Amgen's Vectibix scores first-line approval in wild-KRAS colorectal cancer

The FDA has OK'd the use of Amgen's ($AMGN) Vectibix as a first-line treatment for wild-type KRAS metastatic colorectal cancer. The agency approved the frontline use of the drug in combination with Folfox chemotherapy.

Vectibix was initially approved 8 years ago for solo use among patients with EGFR-expressing cases of colorectal cancer as a second-line therapy--after their disease had progressed following various chemo treatments. In a pair of late-stage trials, Amgen demonstrated that combining Vectibix with a Folfox regimen could amp up overall survival rates in patients with wild-type KRAS tumors, pushing the average OS rate from 19.4 months from the chemo-only group to 23.8 months in the combo arm.

Over the past several years, a number of drug developers have been drilling down into cancer, identifying genetically defined groups which respond best to a new wave of cancer drugs. Amgen itself took the unusual step of asking the FDA to narrow Vectibix's initial colorectal approval to patients without a KRAS gene mutation. In several studies, the drug proved to be effective in patients with wild-type KRAS and not so effective in those with KRAS mutations. Along with today's new Vectibix approval, the FDA cleared a KRAS diagnostic developed by Qiagen ($QGEN).
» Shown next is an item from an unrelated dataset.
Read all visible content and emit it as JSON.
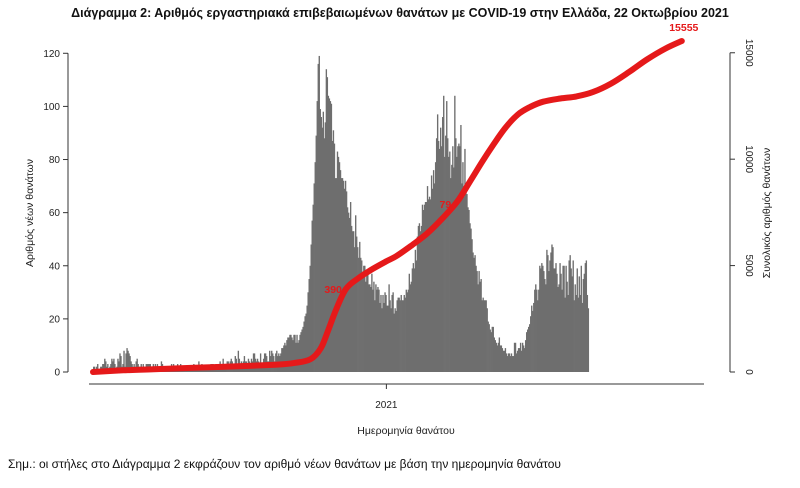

"Vectibix is now the first approved biologic to show a significant survival benefit when combined with Folfox as a first-line treatment," said Dr. Lee Schwartzberg, medical director of The West Clinic, in a statement. "Vectibix has shown a significant benefit to patients with wild-type KRAS metastatic colorectal cancer when used with Folfox, which gives us a valuable new treatment option as we help patients fight this devastating disease." 

Vectibix brought in $389 million for Amgen last year.